China’s Manufacturing Sector Expands at Fastest Pace in Nearly Three Years, Caixin PMI Shows
China’s manufacturing activity expanded at the fastest pace in nearly three years in October as output and new orders grew at a clip not seen in several years, a Caixin-sponsored survey showed Friday.
The Caixin China General Manufacturing Purchasing Managers’ Index (PMI), which gives an independent snapshot of the manufacturing sector’s operating conditions, increased to 51.7 in October from 51.4 in the previous month. The reading hasn’t been this high since February 2017.
The Caixin PMI is one of the earliest available monthly indicators of economic conditions in China and is closely watched by investors. A reading of 50 divides expansion from contraction. The higher above 50 the faster the expansion, while the further below 50 the greater the contraction. Manufacturing accounted for nearly 30% of China’s gross domestic product in the first nine months of this year, according to government data (link in Chinese).
“China’s manufacturing economy continued to recover at a relatively quick pace in October,” said Zhong Zhengsheng, director of macroeconomic analysis with consultancy CEBM Group, a subsidiary of Caixin Insight Group. “However, business confidence has been weak.”

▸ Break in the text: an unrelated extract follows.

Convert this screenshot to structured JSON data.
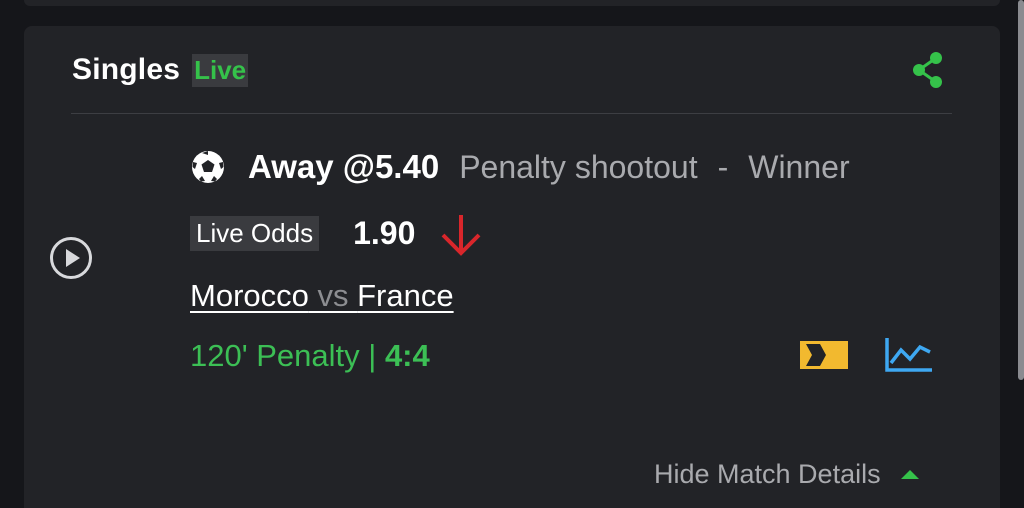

The output subindex expanded at the fastest pace since December 2016, while new orders placed with goods producers grew at the quickest clip since January 2013, partly due to improved market conditions and a recovery in customer demand, according to the survey.
New export orders rose for the first time in five months, and the growth rate was the highest since February 2018. The increase was likely due to “the U.S.’ move to exempt more than 400 types of Chinese products from additional tariffs,” Zhong said. “If the improvement in demand, including that generated by infrastructure projects and exports, is able to continue, the manufacturing sector can gradually build a foundation for stability.”
The employment subindex contracted further to the lowest since September 2018. “Lower headcounts were linked to the nonreplacement of voluntary leavers, as well as efforts to contain costs,” according to the survey.
The gauge for input prices inched down from the previous month, although it remained in positive territory. The measure of output prices dipped further into contractionary territory.
The gauge for future output expectations, which measures how optimistic or pessimistic manufacturers are about their production over the next 12 months, rose in October to the highest point since April.
China’s official manufacturing PMI, released by the National Bureau of Statistics on Thursday, fell to 49.3 (link in Chinese) in October, down from September’s reading of 49.8.
The official PMI polls a larger proportion of big companies and state-owned enterprises than the Caixin manufacturing PMI, which is sponsored by Caixin and compiled by London-based data analytics firm IHS Markit Ltd.
The Caixin China General Services Business Activity Index for August, which tracks the country’s services sector, will be released on Tuesday.